Somewhere near the tail end of the ceremony a man came around with a tray of orange colored rice. Everyone took a little. I had mine in my hand and looked at Mary Ann. She said “eat it”. So I did. Everyone around me started laughing at my expense. The purpose the rice, as ANYONE would know, was to throw it at the newlyweds. So the man came back, still humored by me and gave me some more rice.
The next ceremony was three circuits by the newlyweds around the tree of life, with a pause for some words from the holy man at each completed circuit. These words, as were the rest of the ceremony, were in ancient Sanskrit language. Nobody speaks it anymore. It is like going to a wedding in a church in L.A. and having it done in Latin.
Then it was time to give presents. Besides a nice cash present we gave the groom back in Sharjah, we found a really pretty marble photo frame for the bride. We had it wrapped and we gave it to a family member while we were being mobbed upon our entrance. It sort of disappeared.
The gifts from the other guests were ether some Rupees, or in most cases, gold. Everyone passed by the bride an put a gold chain on her, or a gold ring on the groom, or both. We realized that was just another thing we were clueless about. The bride started smiling a bit more as her chest became laden with that certain metal that causes fevers in us all.
We were out of Rupees because the ATM machine was not working that morning, and our present had been taken into some holding room. But then the groom’s brother showed up with it and told us to get in line to present it. An 8 x10 marble frame is heavy enough to make her think she was receiving a gold bar. I hope she is not disappointed.
The ceremony was now over. Right on time, 6 to 7:30. The band stopped playing and everyone made a dash for the dining hall. At first, Mary Ann was not so sure she wanted to eat anything here. But everyone was insistent we eat. They took us outside to wash our hands and sat us down at a community table where the only place setting was a banana leaf. They put generous helpings of wonderful dishes in front of us. We had to eat with our hands of course, and mind you, as we were reminded, not the left hand. The food was really tasty. I know I’ll never eat anything we had ever again, but not because I don’t want to.
I noticed during the ceremony that the bride’s father had a righteous moustache.

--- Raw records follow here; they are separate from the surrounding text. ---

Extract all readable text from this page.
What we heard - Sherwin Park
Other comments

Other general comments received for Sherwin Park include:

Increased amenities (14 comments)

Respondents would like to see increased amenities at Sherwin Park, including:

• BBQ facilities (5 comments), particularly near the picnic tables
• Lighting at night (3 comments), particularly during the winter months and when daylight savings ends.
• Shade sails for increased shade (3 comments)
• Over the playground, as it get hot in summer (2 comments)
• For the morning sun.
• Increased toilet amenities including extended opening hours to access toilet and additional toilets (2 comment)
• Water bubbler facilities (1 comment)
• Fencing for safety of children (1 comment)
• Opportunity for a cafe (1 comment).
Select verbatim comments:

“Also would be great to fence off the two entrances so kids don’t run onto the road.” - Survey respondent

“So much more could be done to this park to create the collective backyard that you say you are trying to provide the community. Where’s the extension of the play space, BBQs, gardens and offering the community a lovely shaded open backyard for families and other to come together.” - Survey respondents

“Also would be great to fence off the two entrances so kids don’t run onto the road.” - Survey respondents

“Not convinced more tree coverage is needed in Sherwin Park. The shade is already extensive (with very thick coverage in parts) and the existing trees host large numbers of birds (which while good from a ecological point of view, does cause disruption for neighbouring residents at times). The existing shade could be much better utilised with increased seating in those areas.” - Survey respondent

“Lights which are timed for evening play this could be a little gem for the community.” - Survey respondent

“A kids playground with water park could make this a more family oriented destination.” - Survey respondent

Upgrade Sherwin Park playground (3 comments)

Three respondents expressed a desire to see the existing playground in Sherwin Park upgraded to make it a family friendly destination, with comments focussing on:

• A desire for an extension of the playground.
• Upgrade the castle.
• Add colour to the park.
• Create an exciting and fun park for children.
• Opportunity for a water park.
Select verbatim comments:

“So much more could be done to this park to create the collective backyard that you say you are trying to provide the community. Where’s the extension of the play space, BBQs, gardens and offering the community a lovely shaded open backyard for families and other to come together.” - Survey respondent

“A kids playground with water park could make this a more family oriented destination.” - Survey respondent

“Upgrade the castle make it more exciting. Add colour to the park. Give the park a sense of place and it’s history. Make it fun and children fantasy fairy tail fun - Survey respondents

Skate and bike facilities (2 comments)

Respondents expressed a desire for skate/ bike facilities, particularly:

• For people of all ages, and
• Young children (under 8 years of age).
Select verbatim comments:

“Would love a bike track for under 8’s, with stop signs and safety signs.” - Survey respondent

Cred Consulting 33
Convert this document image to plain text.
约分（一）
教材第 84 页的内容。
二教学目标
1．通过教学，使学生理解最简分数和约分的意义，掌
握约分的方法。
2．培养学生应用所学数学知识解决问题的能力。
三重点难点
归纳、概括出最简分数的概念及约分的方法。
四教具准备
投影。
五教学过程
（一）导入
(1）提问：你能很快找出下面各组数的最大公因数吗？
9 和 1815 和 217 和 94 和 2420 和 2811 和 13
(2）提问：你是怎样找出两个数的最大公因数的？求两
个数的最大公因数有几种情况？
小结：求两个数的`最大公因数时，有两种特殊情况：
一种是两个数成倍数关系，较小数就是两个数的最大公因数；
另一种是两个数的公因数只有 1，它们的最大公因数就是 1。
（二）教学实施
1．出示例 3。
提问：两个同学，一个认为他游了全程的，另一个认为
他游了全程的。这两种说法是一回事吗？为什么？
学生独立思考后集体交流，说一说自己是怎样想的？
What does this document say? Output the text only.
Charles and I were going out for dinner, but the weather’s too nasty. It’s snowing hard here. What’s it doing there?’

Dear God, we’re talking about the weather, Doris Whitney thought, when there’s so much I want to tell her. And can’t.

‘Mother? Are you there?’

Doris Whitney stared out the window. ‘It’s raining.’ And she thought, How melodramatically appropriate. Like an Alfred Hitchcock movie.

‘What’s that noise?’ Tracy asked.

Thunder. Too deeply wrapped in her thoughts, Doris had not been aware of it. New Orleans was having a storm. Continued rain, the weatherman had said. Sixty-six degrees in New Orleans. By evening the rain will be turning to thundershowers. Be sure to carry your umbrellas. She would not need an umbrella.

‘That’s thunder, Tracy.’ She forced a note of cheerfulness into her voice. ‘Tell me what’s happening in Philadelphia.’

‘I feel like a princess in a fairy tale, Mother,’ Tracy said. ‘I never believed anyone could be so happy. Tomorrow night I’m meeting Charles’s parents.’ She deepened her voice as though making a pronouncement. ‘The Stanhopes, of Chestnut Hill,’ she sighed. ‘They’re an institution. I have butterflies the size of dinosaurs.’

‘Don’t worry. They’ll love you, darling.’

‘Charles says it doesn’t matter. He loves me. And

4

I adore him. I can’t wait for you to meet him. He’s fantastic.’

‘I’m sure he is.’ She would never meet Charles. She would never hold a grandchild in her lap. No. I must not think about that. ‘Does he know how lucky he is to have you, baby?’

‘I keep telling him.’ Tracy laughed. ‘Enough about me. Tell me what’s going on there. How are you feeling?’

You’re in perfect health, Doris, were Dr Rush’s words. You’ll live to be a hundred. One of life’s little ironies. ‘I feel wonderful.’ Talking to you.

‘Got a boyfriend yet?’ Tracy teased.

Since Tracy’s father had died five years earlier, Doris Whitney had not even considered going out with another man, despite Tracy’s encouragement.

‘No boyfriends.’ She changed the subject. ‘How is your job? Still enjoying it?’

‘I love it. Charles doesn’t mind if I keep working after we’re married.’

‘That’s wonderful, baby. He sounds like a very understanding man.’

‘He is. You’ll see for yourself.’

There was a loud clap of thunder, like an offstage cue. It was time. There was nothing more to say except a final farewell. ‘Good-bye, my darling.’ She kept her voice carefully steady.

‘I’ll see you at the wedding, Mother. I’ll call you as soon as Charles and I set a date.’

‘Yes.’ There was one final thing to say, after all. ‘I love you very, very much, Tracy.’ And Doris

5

I goaded him into a little moustache twisting competition. He won, his is a better moustache. We bonded on that one and I think he will remember me for it.
I made the decision that I was tired of being Sandy Koufax, and decided we should head for the showers before we started being asked for autographs. We said or goodbyes. No one thought we should be leaving, but we wanted to give the day back to the couple, so off we went.
I hope you enjoyed crashing this wedding as much as I enjoyed telling you about it.